2. A natureza do vínculo de emprego público à luz da Lei Geral do Trabalho em Funções públicas
A LGTFP vem estabelecer (nos termos do seu artigo 6.º) que o Trabalho em Funções Públicas pode ser prestado mediante um Vínculo de Emprego Público ou um Contrato de Prestação de Serviços (este não será objecto da nossa análise). O mesmo artigo 6.º define que o vínculo de emprego público é aquele pelo qual uma pessoa singular presta a sua actividade a um empregador público, de forma subordinada e mediante remuneração, podendo ser constituído por tempo indeterminado ou a termo resolutivo e podendo ter três modalidades distintas (contrato de trabalho em funções públicas, nomeação e comissão de serviço). Deste modo, antes de discorremos sobre a nossa posição sobre a natureza do vínculo de emprego público temos aqui, previamente, de identificar e analisar quatro elementos caracterizadores do vínculo de emprego público.

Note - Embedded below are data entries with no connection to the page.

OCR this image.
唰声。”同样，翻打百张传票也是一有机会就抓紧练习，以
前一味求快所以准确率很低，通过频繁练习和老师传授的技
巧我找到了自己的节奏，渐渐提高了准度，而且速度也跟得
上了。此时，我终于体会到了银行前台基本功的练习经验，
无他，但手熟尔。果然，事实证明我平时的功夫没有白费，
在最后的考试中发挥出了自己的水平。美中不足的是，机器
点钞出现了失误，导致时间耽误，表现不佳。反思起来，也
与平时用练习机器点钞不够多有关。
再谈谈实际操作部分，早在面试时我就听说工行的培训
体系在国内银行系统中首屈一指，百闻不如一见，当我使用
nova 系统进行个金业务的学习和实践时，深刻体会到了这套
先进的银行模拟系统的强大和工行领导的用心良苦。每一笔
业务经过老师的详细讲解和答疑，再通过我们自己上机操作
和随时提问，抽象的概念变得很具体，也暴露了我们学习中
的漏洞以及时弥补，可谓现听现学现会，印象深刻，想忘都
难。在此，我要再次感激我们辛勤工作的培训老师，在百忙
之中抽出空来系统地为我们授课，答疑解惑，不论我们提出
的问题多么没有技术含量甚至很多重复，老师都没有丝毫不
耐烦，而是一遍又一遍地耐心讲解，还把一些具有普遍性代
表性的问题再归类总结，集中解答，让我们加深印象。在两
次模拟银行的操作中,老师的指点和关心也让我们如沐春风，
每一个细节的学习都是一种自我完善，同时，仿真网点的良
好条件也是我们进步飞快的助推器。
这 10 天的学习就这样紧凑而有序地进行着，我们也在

O primeiro elemento é a prestação de trabalho, que se trata de uma prestação de uma actividade humana (seja ela intelectual ou manual), correspondendo a uma prestação de facto positivo (pois o trabalhador promete apenas a sua actividade, obrigando-se a desenvolver em ordem a atingir o fim pretendido, ainda que a não obtenção desse fim seja um risco do empregador, havendo uma obrigação de meios) e portanto a prestação do trabalhador assume um carácter continuado36 (pois o trabalhador põe à disposição do empregador público por um certo lapso de tempo especifico a sua actividade e por isso a existência de períodos de inactividade não afecta a natureza da prestação do trabalhador na medida que se mantenha na disponibilidade do empregador durante esse período)37.

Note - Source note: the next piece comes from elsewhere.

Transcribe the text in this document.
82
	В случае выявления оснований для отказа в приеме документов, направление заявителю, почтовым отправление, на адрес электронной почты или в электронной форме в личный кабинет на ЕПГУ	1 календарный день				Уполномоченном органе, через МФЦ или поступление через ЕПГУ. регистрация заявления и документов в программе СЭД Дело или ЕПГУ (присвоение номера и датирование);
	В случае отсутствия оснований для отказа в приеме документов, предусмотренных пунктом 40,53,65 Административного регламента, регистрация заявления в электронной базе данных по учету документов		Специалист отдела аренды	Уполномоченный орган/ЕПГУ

O segundo elemento é o pagamento de remuneração que, como assinalam ANA NEVES38 e CLÁUDIA NUNES39, se trata de uma contrapartida patrimonial pela actividade subordinada prestada pelo trabalhador ou pela sua disponibilidade (havendo pois um nexo sinalagmático entre ambas) e que é uma prestação de dare (porque aqui o seu cumprimento analisa-se pela entrega de um bem), uma prestação pecuniária ou parcialmente pecuniária (porque podem ser determinadas prestações não-pecuniárias desde que sejam avaliáveis em dinheiro) e é uma prestação periódica (porque se renova sucessivamente ao longo do tempo)40.

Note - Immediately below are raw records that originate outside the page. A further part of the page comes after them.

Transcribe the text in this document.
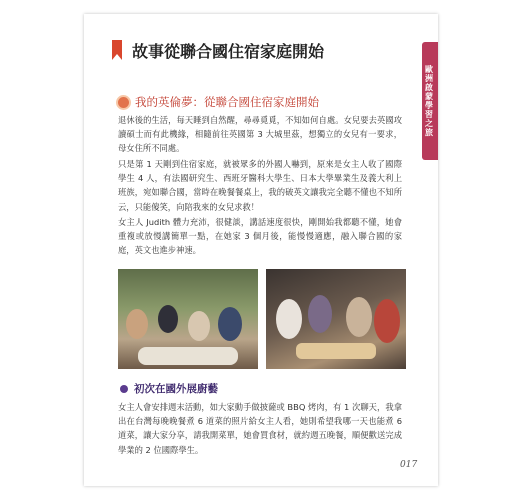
歐洲啟蒙學習之旅
故事從聯合國住宿家庭開始
我的英倫夢：從聯合國住宿家庭開始

退休後的生活，每天睡到自然醒，尋尋覓覓，不知如何自處。女兒要去英國攻讀碩士而有此機緣，相隨前往英國第 3 大城里茲，想獨立的女兒有一要求，母女住所不同處。

只是第 1 天剛到住宿家庭，就被眾多的外國人嚇到，原來是女主人收了國際學生 4 人，有法國研究生、西班牙醫科大學生、日本大學畢業生及義大利上班族，宛如聯合國，當時在晚餐餐桌上，我的破英文讓我完全聽不懂也不知所云，只能傻笑，向陪我來的女兒求救！

女主人 Judith 體力充沛，很健談，講話速度很快，剛開始我都聽不懂，她會重複或放慢講簡單一點，在她家 3 個月後，能慢慢適應，融入聯合國的家庭，英文也進步神速。

初次在國外展廚藝

女主人會安排週末活動，如大家動手做披薩或 BBQ 烤肉，有 1 次聊天，我拿出在台灣每晚晚餐煮 6 道菜的照片給女主人看，她則希望我哪一天也能煮 6 道菜，讓大家分享，請我開菜單，她會買食材，就約週五晚餐，順便歡送完成學業的 2 位國際學生。

017
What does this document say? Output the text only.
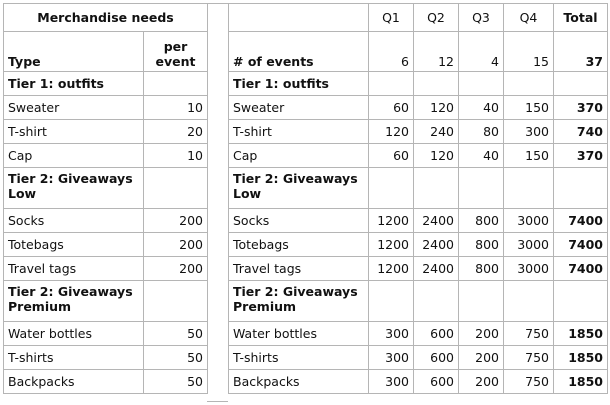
Merchandise needs	
Type	per event
Tier 1: outfits	
Sweater	10
T-shirt	20
Cap	10
Tier 2: Giveaways Low	
Socks	200
Totebags	200
Travel tags	200
Tier 2: Giveaways Premium	
Water bottles	50
T-shirts	50
Backpacks	50
	Q1	Q2	Q3	Q4	Total
# of events	6	12	4	15	37
Tier 1: outfits					
Sweater	60	120	40	150	370
T-shirt	120	240	80	300	740
Cap	60	120	40	150	370
Tier 2: Giveaways Low					
Socks	1200	2400	800	3000	7400
Totebags	1200	2400	800	3000	7400
Travel tags	1200	2400	800	3000	7400
Tier 2: Giveaways Premium					
Water bottles	300	600	200	750	1850
T-shirts	300	600	200	750	1850
Backpacks	300	600	200	750	1850
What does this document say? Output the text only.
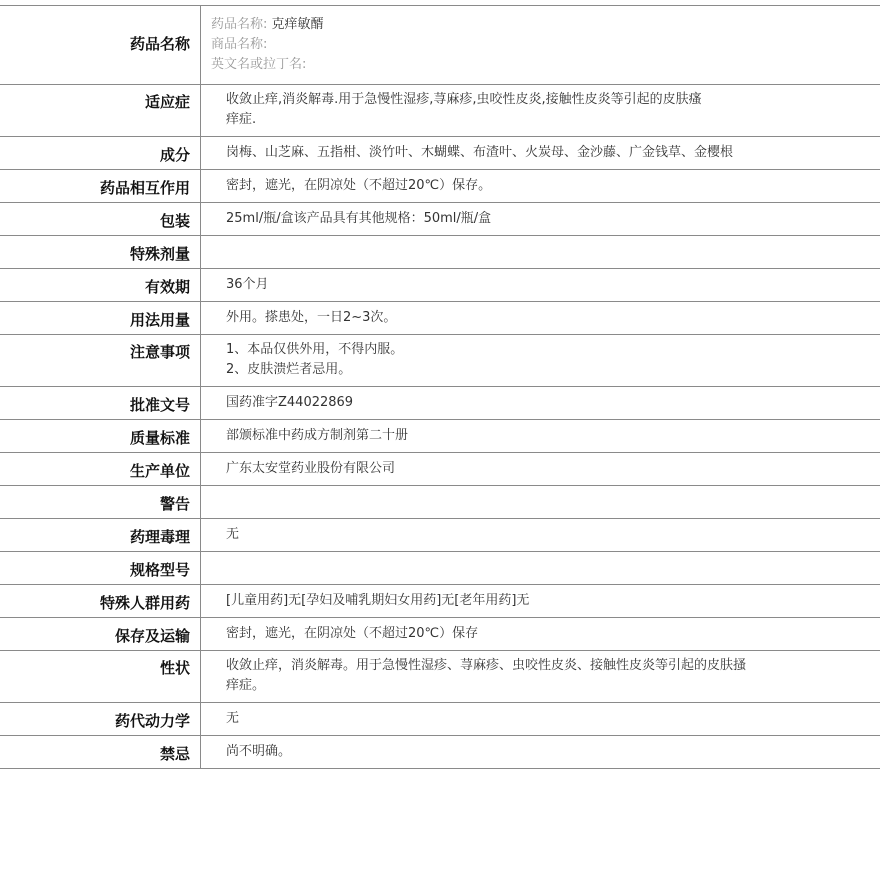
药品名称	药品名称: 克痒敏醑
商品名称:
英文名或拉丁名:

适应症	收敛止痒,消炎解毒.用于急慢性湿疹,荨麻疹,虫咬性皮炎,接触性皮炎等引起的皮肤瘙
痒症.

成分	岗梅、山芝麻、五指柑、淡竹叶、木蝴蝶、布渣叶、火炭母、金沙藤、广金钱草、金樱根
药品相互作用	密封，遮光，在阴凉处（不超过20℃）保存。
包装	25ml/瓶/盒该产品具有其他规格：50ml/瓶/盒
特殊剂量	
有效期	36个月
用法用量	外用。搽患处，一日2~3次。
注意事项	1、本品仅供外用，不得内服。
2、皮肤溃烂者忌用。

批准文号	国药准字Z44022869
质量标准	部颁标准中药成方制剂第二十册
生产单位	广东太安堂药业股份有限公司
警告	
药理毒理	无
规格型号	
特殊人群用药	[儿童用药]无[孕妇及哺乳期妇女用药]无[老年用药]无
保存及运输	密封，遮光，在阴凉处（不超过20℃）保存
性状	收敛止痒，消炎解毒。用于急慢性湿疹、荨麻疹、虫咬性皮炎、接触性皮炎等引起的皮肤搔
痒症。

药代动力学	无
禁忌	尚不明确。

O terceiro elemento é a subordinação jurídica, um elemento-chave para distinguir o Vínculo de emprego público do contrato de prestação de serviços (onde vigora uma lógica de trabalho autónomo)41. Este elemento resulta do facto de a situação jurídica dos trabalhadores da Administração Pública ter subjacente a existência de um vínculo (que, como veremos mais à frente, pode ser um contrato ou não42), o que, consequentemente, faz com que haja uma organização que exige para o seu correcto funcionamento uma inserção do trabalhador de modo a que se revele uma heterodeterminação da prestação realizada. Deste modo, como sublinha MADEIRA DE BRITO43, será trabalhador subordinado “aquele que, mediante retribuição, realiza pessoal e continuadamente uma actividade numa organização predisposta e dirigida pelo empregador” (sendo que a organização neste caso será a própria administração pública), assim a subordinação jurídica traduz-se na sujeição do trabalhador à autoridade e direção do empregador público, que goza por isso de um poder de conformação da prestação do trabalhador, através de comandos e instruções, definindo como, quando, onde e com que meios deve aquela ser executada e competindo-lhe ainda o exercício do poder disciplinar44. Porém importa referir que esta subordinação jurídica não afecta a autonomia técnico-profissional do trabalhador (sendo que nesta lógica o artigo 71.º/1 e) LGTFP refere expressamente a obrigação do empregador público respeitar a autonomia técnica do trabalhador que exerça actividades cuja regulamentação ou deontologia profissional a exija), não obstante de lhe serem impostos um conjunto de deveres gerais no exercício da sua actividade (artigo 73.º LGTFP), bem como um regime de incompatibilidades e impedimentos (artigos 19.º a 24.º LGTFP).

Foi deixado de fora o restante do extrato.